Eddy : Je suis un pessimiste heureux. Je prends les choses comme elles viennent.
- En amour aussi ?
Eddy : L’amour fait tellement partie de la vie qu’on pourrait le négliger. Il faut faire gaffe. (...)
(...)
- Vous chantez les héros. Quels sont ceux qui vous font encore rêver ?
Eddy : Il n’y en a pas justement ! (...)
- Dernièrement, vous avez réglé ses comptes au gouvernement : Hollande, Ayrault, Valls… Ça vous donne envie d’aller voir ailleurs?
Eddy : (...) Un temps, j’ai envisagé en effet d’aller en Belgique – aussi parce que j’adore ce pays.
(...)
- Dans dix, quinze ans, vous vous imaginez où?
Eddy : Je ne me projette pas au-delà de quatre, cinq mois.
(...)
- Que dirait le gamin que vous étiez de l’homme que vous êtes aujourd’hui ?
Eddy : Je crois que ça le ferait marrer. A l’époque (...) j’étais un jouisseur. Je le suis resté d’ailleurs. De ce point de vue là, finalement, je n’ai pas beaucoup changé.
- Vous venez de tourner un film avec votre copain Johnny, sous la direction de Claude Lelouch. L’heure était-elle aux souvenirs ?
Eddy : Pas du tout non, c’était plutôt « Où est-ce qu’on va diner ce soir ? (...) » (...)
- Prochainement vous allez jouer Un singe en hiver au théâtre. Après Le temps des cerises, en 2008, avec Cécile de France, vous aviez dit que le théâtre n’était pas votre « truc »…
Eddy : Ça ne l’est toujours pas! Mais je me suis piégé tout seul ! (...)

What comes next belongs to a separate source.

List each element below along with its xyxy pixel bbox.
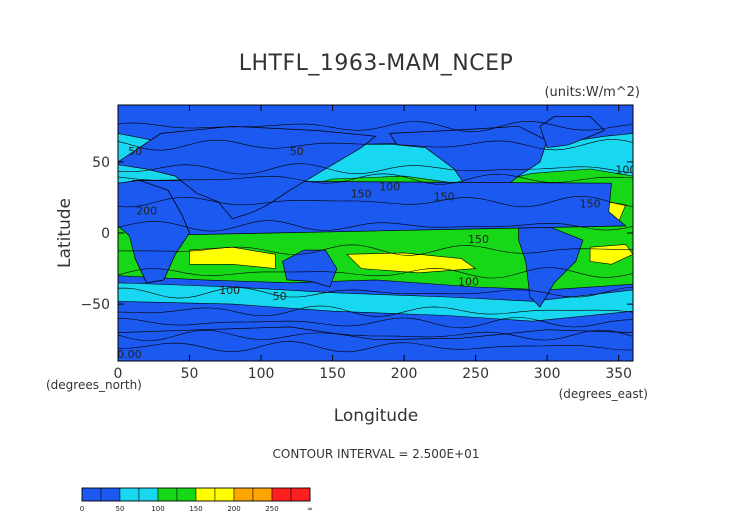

- Vous aviez coproduit la série Chez Maupassant sur France 2 (...). Vous n’arrêtez pas en somme ! Avez-vous peur du vide ?

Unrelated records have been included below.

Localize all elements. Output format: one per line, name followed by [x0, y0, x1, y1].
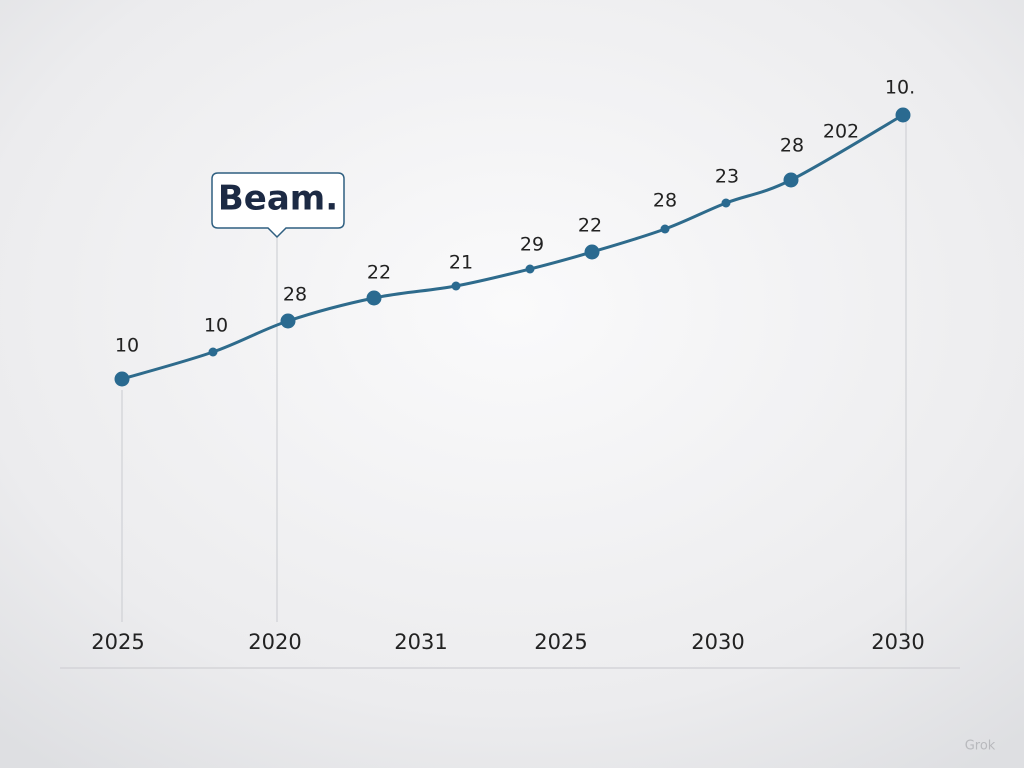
callout-text: Beam. — [218, 179, 338, 219]
point-label: 10. — [885, 77, 915, 99]
point — [366, 290, 382, 306]
point — [783, 172, 799, 188]
point — [721, 198, 731, 208]
point-label: 202 — [823, 121, 859, 143]
point-label: 10 — [204, 315, 228, 337]
point-label: 21 — [449, 252, 473, 274]
point — [280, 313, 296, 329]
point — [584, 244, 600, 260]
point-label: 10 — [115, 335, 139, 357]
point — [895, 107, 911, 123]
callout-box — [211, 172, 345, 239]
point — [660, 224, 670, 234]
point-label: 22 — [578, 215, 602, 237]
x-label: 2030 — [691, 630, 744, 654]
x-label: 2030 — [871, 630, 924, 654]
callout: Beam. — [211, 172, 345, 239]
x-label: 2031 — [394, 630, 447, 654]
point — [114, 371, 130, 387]
point-label: 22 — [367, 262, 391, 284]
point — [208, 347, 218, 357]
x-label: 2025 — [91, 630, 144, 654]
point — [451, 281, 461, 291]
x-label: 2025 — [534, 630, 587, 654]
point-label: 23 — [715, 166, 739, 188]
point-label: 28 — [780, 135, 804, 157]
x-label: 2020 — [248, 630, 301, 654]
point — [525, 264, 535, 274]
point-label: 29 — [520, 234, 544, 256]
point-label: 28 — [283, 284, 307, 306]
point-label: 28 — [653, 190, 677, 212]
watermark: Grok — [965, 739, 996, 754]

Eddy : Du vide, non, mais de m’emmerder, oui !(...)
- Vous avez un petit-fils de vingt ans. (...) Comment vous appelle-t-il ?

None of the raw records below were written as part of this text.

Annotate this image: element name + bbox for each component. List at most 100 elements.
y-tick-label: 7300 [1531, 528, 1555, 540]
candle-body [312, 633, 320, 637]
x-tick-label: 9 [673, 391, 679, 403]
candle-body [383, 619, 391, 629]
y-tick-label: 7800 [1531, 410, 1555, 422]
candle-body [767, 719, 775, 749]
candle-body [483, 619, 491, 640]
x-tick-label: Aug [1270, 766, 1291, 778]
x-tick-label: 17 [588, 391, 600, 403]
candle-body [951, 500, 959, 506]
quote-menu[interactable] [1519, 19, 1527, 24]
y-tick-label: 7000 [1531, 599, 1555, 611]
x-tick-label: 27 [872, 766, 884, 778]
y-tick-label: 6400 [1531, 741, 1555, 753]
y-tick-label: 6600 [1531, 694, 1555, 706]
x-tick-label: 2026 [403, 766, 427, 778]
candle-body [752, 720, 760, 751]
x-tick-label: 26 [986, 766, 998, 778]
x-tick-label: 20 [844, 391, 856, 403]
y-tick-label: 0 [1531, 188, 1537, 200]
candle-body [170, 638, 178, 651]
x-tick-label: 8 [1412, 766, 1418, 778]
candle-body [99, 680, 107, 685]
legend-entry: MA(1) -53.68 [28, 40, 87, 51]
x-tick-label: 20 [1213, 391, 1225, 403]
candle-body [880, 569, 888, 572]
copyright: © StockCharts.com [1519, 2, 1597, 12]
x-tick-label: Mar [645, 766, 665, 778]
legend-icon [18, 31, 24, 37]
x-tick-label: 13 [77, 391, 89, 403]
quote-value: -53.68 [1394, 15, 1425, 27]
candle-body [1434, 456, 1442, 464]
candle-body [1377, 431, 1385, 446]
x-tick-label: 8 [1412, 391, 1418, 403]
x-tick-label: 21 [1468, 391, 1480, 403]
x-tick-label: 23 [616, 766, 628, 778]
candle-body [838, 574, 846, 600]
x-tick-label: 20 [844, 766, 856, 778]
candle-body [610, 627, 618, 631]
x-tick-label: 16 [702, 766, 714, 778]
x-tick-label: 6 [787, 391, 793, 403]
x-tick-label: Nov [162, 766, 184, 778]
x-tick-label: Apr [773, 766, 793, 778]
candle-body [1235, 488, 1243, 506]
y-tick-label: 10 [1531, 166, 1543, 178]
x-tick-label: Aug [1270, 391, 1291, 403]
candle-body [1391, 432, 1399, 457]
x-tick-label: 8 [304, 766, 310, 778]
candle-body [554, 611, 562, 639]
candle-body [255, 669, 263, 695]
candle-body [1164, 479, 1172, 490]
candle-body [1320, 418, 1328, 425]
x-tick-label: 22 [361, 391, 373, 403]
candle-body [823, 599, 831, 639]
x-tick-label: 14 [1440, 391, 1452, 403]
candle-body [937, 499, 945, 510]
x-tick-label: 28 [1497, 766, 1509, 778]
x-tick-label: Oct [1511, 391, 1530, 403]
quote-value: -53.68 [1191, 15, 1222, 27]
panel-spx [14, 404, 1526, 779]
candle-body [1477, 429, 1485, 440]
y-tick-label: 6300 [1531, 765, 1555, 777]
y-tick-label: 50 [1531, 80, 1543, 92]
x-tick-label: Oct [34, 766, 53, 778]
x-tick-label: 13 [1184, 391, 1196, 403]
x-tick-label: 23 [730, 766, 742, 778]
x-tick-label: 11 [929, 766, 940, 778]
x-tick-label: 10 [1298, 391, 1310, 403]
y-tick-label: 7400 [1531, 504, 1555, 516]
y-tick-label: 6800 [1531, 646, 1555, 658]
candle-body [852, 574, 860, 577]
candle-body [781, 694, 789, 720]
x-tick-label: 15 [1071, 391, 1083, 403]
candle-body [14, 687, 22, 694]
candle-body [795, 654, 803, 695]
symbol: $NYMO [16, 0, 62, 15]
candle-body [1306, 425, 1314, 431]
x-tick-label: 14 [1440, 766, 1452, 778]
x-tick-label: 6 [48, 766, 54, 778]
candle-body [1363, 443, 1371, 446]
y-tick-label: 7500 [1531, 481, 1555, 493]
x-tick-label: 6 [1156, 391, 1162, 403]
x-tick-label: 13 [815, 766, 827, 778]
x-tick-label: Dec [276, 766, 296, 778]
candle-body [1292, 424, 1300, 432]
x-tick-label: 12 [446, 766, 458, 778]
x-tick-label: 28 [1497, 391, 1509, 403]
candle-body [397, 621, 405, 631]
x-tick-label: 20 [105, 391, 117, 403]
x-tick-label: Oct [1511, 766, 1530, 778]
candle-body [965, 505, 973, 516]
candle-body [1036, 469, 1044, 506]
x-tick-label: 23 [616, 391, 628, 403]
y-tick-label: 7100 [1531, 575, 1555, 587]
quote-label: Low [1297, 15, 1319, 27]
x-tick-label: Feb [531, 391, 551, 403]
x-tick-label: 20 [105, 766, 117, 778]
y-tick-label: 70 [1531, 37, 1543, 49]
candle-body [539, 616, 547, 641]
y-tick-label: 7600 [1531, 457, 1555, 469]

Eddy : (Il grimace) Papy ! Ça ne me plait pas du tout ! Mais il continue, je crois qu’il le fait exprès ! (Il rit)

     Eddy et sa femme Muriel : « Je suis un pessimiste heureux. »

Les chansons de l'album Héros
[1] Le goût des larmes                                     [2] Les vrais héros
[3] Premiers printemps                                   [4] Pour tuer le temps
[5] La cour des grands                                    [6] J'veux qu'on m'aime
[7] T'es pas doué pour l'amour                       [8] Final cut
[9] T'es seul, tu stresses, t'es mal                    [10] Léo
[11] La complainte du phoque en Alaska

Autres références
[21] Chansons n°6, 3 et 9 de l'album Jambalaya (album 31 d'octobre 2006)
[22] Chansons n°5, 7 et 8 de l'album Jambalaya
[23] Chansons n°13, 1, 3 et 4 de l'album Come Back (album 33 d'octobre 2010)
[24] Chansons n°9, 10, 2, 8 et 12 de l'album Come Back
[31] "Héros" est son 34ème album, et même 35 ème si l'on compte l'album de compilation "Fan album" paru en 1984.